3. Leadership is another major theme in the book. Alex gains confidence in his ability as a leader, but he is sure that being a leader will limit his life and relationships. What does he think those limits will be? Why does he think that? What changes his mind? Discuss how being the leader of a community or country, especially one that’s in danger, might affect
other aspects of the leader’s life.

Language

The following questions contained in this section particularly address the following Common Core State Standards: (RL.4–7.1, 4)

1. The author has a playful approach to last names in this series. Make note of some of the unusual last names, such as Today and Rattrap. What does each name suggest about the person? Why does Carina change her last name? Why do you think she chose the new name Holiday?

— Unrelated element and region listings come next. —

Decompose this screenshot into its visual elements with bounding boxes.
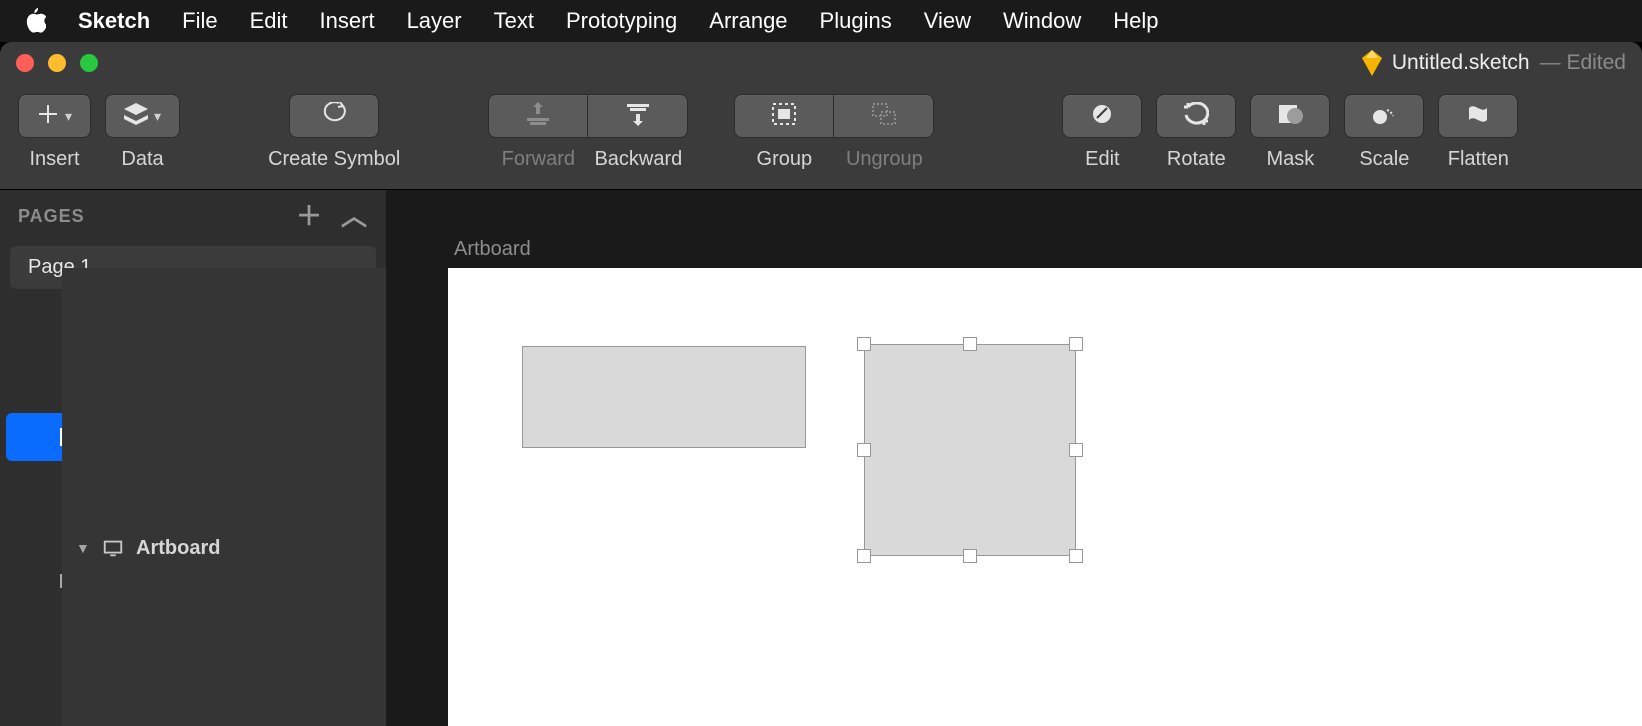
macos-menubar: Sketch File Edit Insert Layer Text Proto… (0, 0, 1642, 42)
collapse-pages-button[interactable]: ︿ (341, 203, 368, 229)
app-window: Untitled.sketch — Edited ▾ Insert (0, 42, 1642, 726)
canvas-artboard[interactable] (448, 268, 1642, 726)
create-symbol-icon (321, 102, 347, 131)
group-button[interactable] (734, 94, 834, 138)
data-button[interactable]: ▾ (105, 94, 180, 138)
window-controls (16, 54, 98, 72)
menu-text[interactable]: Text (494, 8, 534, 34)
resize-handle-br[interactable] (1069, 549, 1083, 563)
menu-layer[interactable]: Layer (407, 8, 462, 34)
resize-handle-mr[interactable] (1069, 443, 1083, 457)
canvas[interactable]: Artboard (386, 190, 1642, 726)
ungroup-button[interactable] (834, 94, 934, 138)
toolbar-order-group: Forward Backward (488, 94, 688, 171)
toolbar-data-group: ▾ Data (105, 94, 180, 171)
edit-button[interactable] (1062, 94, 1142, 138)
artboard-icon (102, 540, 124, 556)
group-icon (771, 102, 797, 131)
layers-icon (124, 103, 148, 130)
scale-icon (1371, 102, 1397, 131)
backward-button[interactable] (588, 94, 688, 138)
resize-handle-tm[interactable] (963, 337, 977, 351)
window-titlebar: Untitled.sketch — Edited (0, 42, 1642, 84)
toolbar-create-symbol-group: Create Symbol (268, 94, 400, 171)
menu-window[interactable]: Window (1003, 8, 1081, 34)
add-page-button[interactable]: ＋ (296, 203, 323, 229)
send-backward-icon (625, 102, 651, 131)
pages-header-label: PAGES (18, 206, 85, 227)
canvas-rectangle-shape[interactable] (864, 344, 1076, 556)
scale-label: Scale (1359, 148, 1409, 171)
rotate-button[interactable] (1156, 94, 1236, 138)
mask-button[interactable] (1250, 94, 1330, 138)
resize-handle-bm[interactable] (963, 549, 977, 563)
artboard-name: Artboard (136, 537, 220, 560)
menu-view[interactable]: View (924, 8, 971, 34)
toolbar-flatten-group: Flatten (1438, 94, 1518, 171)
apple-menu-icon[interactable] (24, 8, 46, 34)
flatten-label: Flatten (1448, 148, 1509, 171)
canvas-rectangle[interactable] (522, 346, 806, 448)
mask-icon (1277, 102, 1303, 131)
forward-button[interactable] (488, 94, 588, 138)
edit-label: Edit (1085, 148, 1119, 171)
canvas-artboard-label[interactable]: Artboard (454, 238, 531, 261)
pages-header: PAGES ＋ ︿ (0, 190, 386, 242)
window-close-button[interactable] (16, 54, 34, 72)
plus-icon (37, 103, 59, 130)
menu-insert[interactable]: Insert (320, 8, 375, 34)
mask-label: Mask (1266, 148, 1314, 171)
forward-label: Forward (488, 148, 588, 171)
toolbar-mask-group: Mask (1250, 94, 1330, 171)
window-body: PAGES ＋ ︿ Page 1 ▼ Artboard Rectangle (0, 190, 1642, 726)
backward-label: Backward (588, 148, 688, 171)
window-zoom-button[interactable] (80, 54, 98, 72)
resize-handle-bl[interactable] (857, 549, 871, 563)
bring-forward-icon (525, 102, 551, 131)
ungroup-icon (871, 102, 897, 131)
create-symbol-label: Create Symbol (268, 148, 400, 171)
group-label: Group (734, 148, 834, 171)
toolbar-insert-group: ▾ Insert (18, 94, 91, 171)
data-label: Data (121, 148, 163, 171)
scale-button[interactable] (1344, 94, 1424, 138)
insert-label: Insert (30, 148, 80, 171)
toolbar: ▾ Insert ▾ Data Cr (0, 84, 1642, 190)
ungroup-label: Ungroup (834, 148, 934, 171)
window-minimize-button[interactable] (48, 54, 66, 72)
toolbar-rotate-group: Rotate (1156, 94, 1236, 171)
toolbar-edit-group: Edit (1062, 94, 1142, 171)
resize-handle-tl[interactable] (857, 337, 871, 351)
document-filename: Untitled.sketch (1392, 51, 1530, 75)
chevron-down-icon: ▾ (154, 108, 161, 125)
menu-app[interactable]: Sketch (78, 8, 150, 34)
document-title[interactable]: Untitled.sketch — Edited (1362, 50, 1626, 76)
create-symbol-button[interactable] (289, 94, 379, 138)
canvas-rectangle-selected[interactable] (864, 344, 1076, 556)
flatten-button[interactable] (1438, 94, 1518, 138)
resize-handle-ml[interactable] (857, 443, 871, 457)
menu-plugins[interactable]: Plugins (820, 8, 892, 34)
layers-sidebar: PAGES ＋ ︿ Page 1 ▼ Artboard Rectangle (0, 190, 386, 726)
edit-icon (1089, 102, 1115, 131)
menu-prototyping[interactable]: Prototyping (566, 8, 677, 34)
menu-file[interactable]: File (182, 8, 217, 34)
rotate-label: Rotate (1167, 148, 1226, 171)
toolbar-group-group: Group Ungroup (734, 94, 934, 171)
disclosure-triangle-icon[interactable]: ▼ (76, 540, 90, 556)
flatten-icon (1465, 102, 1491, 131)
rotate-icon (1183, 102, 1209, 131)
insert-button[interactable]: ▾ (18, 94, 91, 138)
toolbar-scale-group: Scale (1344, 94, 1424, 171)
menu-help[interactable]: Help (1113, 8, 1158, 34)
menu-edit[interactable]: Edit (250, 8, 288, 34)
document-icon (1362, 50, 1382, 76)
resize-handle-tr[interactable] (1069, 337, 1083, 351)
document-edited-indicator: — Edited (1540, 51, 1626, 75)
chevron-down-icon: ▾ (65, 108, 72, 125)
menu-arrange[interactable]: Arrange (709, 8, 787, 34)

2. Related to the theme of silence is the theme throughout the series of the power of spoken words. The spell to restore magic in Artimé turns out to be these words spoken in this order: “Imagine. Believe. Whisper. Breathe. Commence.” Discuss why these are the words of the spell and why they are in this order. How do they relate to building and rebuilding
Artimé? Why are words considered powerful?

Activities

Favorite Character Cube

Have students choose a character from the book and create a six-sided cube with pictures and information about the character. NCTE’s ReadWriteThink website has a tool called Cube Creator (ReadWriteThink.org/classroom-resources/
student-interactives/cube-creator-30850.html).

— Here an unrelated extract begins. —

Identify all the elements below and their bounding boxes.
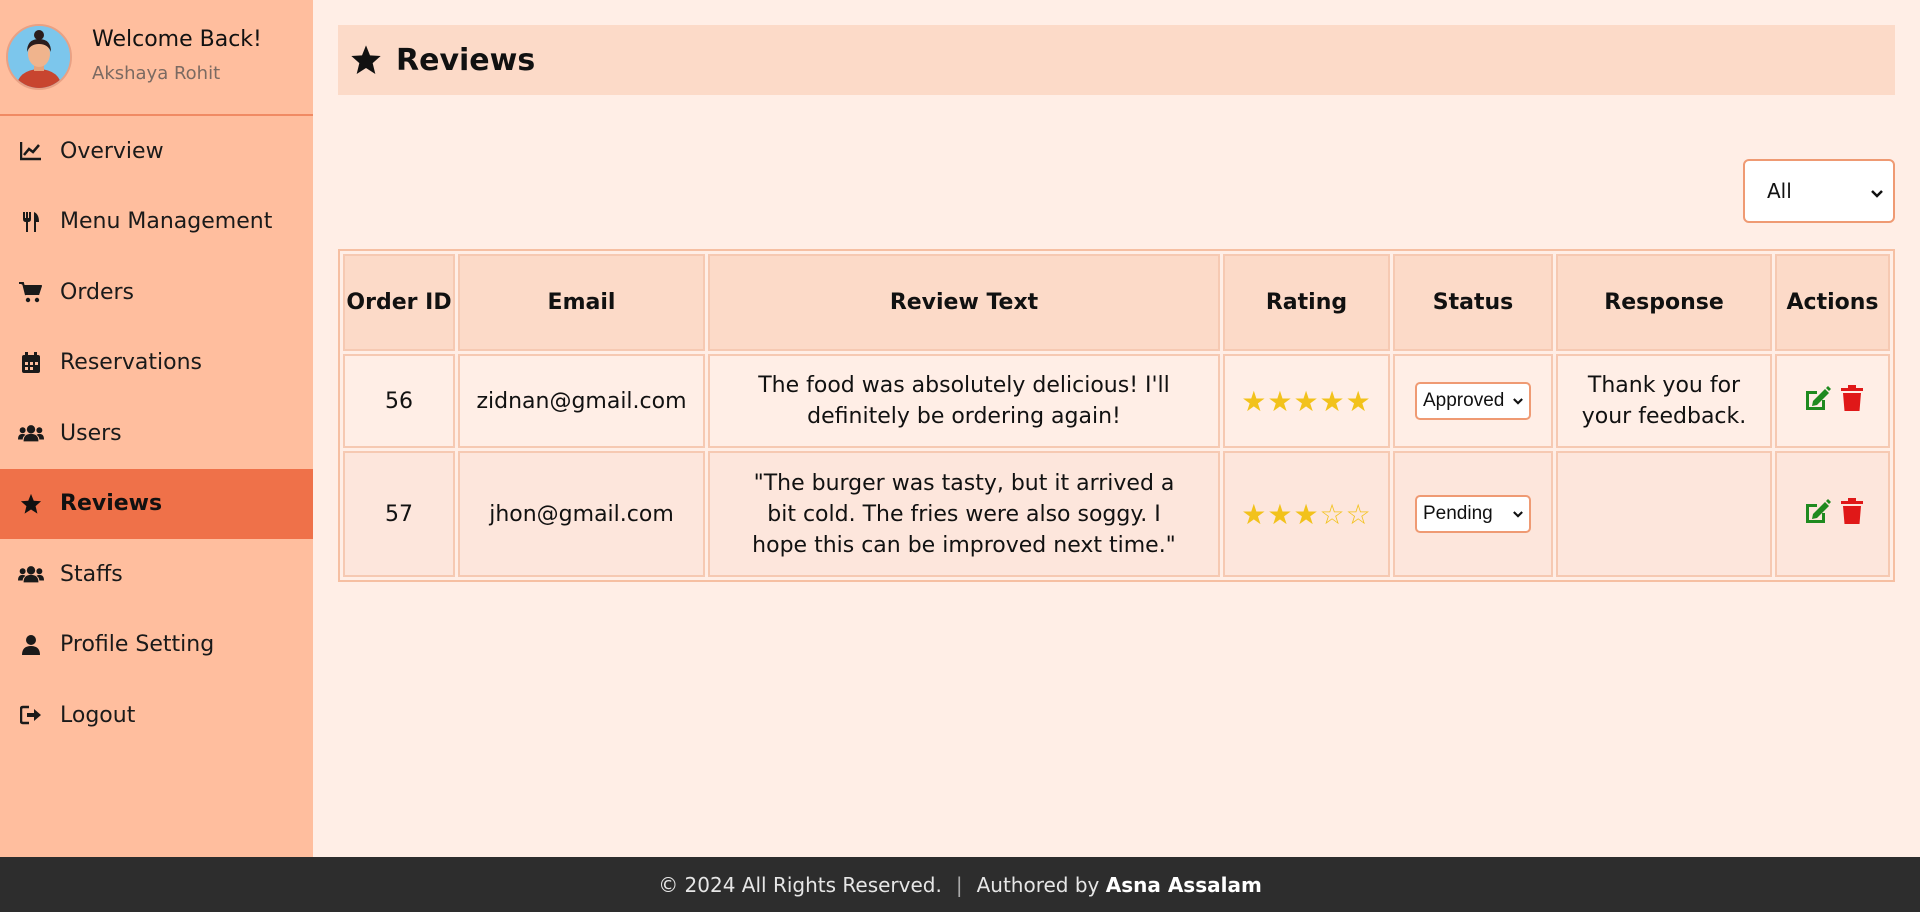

You can print it out to get a blank template by initiating the process of creating a cube and putting in a general name, such as “Ms. Smith’s Class.” Without adding other information, press Finish and then Print. This will give you the blank template. Or you could have students use the Cube Creator online. Have them put in brief text for each side of the cube, such as a character trait or an action the character took. The students can
then print the cube out and add pictures. Make a display of all the finished cubes. Create an Island Have students consider the islands in the book. It seems likely Alex and his friends will explore more islands. Have students work alone, in pairs, or in small groups and come up with their own island. They should brainstorm its geography, animals, flora, and inhabitants. What is the housing like? The government? And so on. Then have them name the island and create a travel poster for it that includes artwork and description. This could be done on poster board or using an online poster tool such as Glogster, which has teacher accounts for use with classrooms (Edu.Glogster.com).